Opinion ID: 745358
Heading Depth: 2
Heading Rank: 2

Heading: The Life Insurance Policy

Text: 9 At the time of her death, Mrs. Eldridge was enrolled in the United Airlines' personal accident group insurance policy issued by MetLife to United Airlines. It insured Teresita Eldridge in the amount of $300,000 for accidental loss of life and dismemberment. The group policy is part of United Airline's employee welfare benefit plan governed by the Employee Retirement Income Security Act of 1974, as amended (ERISA), 29 U.S.C. §§ 1001 et seq. Teresita Eldridge designated as her beneficiaries under that plan her mother, Mary Santaella, and her husband, Cary Eldridge, the appellants in this case.
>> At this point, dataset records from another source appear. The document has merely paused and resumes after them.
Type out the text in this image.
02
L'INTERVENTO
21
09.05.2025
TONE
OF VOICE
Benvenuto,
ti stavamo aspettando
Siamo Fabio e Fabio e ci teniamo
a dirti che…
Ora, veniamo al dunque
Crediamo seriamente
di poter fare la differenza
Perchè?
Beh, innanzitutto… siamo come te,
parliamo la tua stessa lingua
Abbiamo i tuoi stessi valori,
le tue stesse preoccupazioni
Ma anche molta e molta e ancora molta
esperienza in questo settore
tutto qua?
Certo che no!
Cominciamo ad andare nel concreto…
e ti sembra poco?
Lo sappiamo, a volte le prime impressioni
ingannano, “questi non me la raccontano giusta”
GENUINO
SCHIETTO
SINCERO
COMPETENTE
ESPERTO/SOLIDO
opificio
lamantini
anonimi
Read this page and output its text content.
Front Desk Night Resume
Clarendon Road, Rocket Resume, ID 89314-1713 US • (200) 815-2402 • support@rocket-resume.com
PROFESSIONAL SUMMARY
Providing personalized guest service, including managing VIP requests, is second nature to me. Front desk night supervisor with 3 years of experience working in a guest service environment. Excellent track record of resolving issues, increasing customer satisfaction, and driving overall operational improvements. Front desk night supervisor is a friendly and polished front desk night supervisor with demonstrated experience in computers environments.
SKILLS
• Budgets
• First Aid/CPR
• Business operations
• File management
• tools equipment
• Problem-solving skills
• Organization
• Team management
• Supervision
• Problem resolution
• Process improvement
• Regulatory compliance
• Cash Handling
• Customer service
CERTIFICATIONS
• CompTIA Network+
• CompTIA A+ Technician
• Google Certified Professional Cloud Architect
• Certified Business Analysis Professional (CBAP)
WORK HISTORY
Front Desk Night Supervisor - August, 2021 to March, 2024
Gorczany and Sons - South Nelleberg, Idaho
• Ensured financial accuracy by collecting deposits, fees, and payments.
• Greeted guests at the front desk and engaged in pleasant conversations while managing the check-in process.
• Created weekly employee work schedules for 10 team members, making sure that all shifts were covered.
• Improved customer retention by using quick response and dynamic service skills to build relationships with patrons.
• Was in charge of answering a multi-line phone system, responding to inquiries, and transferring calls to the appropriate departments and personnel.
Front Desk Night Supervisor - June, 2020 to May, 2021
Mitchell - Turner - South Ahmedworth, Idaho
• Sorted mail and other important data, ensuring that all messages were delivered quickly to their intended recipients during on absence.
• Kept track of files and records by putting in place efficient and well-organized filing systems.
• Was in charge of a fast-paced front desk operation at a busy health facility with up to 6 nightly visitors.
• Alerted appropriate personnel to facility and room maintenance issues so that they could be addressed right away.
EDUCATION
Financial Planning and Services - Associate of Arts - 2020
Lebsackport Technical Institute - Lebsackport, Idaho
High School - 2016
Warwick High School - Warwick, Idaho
Teresita Eldridge's premium payments were made through payroll deductions and were current. 10 The policy offers 24-hour protection against any accident anywhere in the world, on or off the job. It states that, if an injury results in death within one year of the date of an accident, the full benefit amount is paid. However, benefits are not paid if death results from suicide, self-inflicted injury, illness, disease, bodily infirmity or infection. The policy expressly denies coverage of intentionally self-inflicted injuries, suicide or any attempt thereof, while sane or insane. App. at A-79. There are no definitions provided, however, for such terms as accident, injury or intentionally self-inflicted.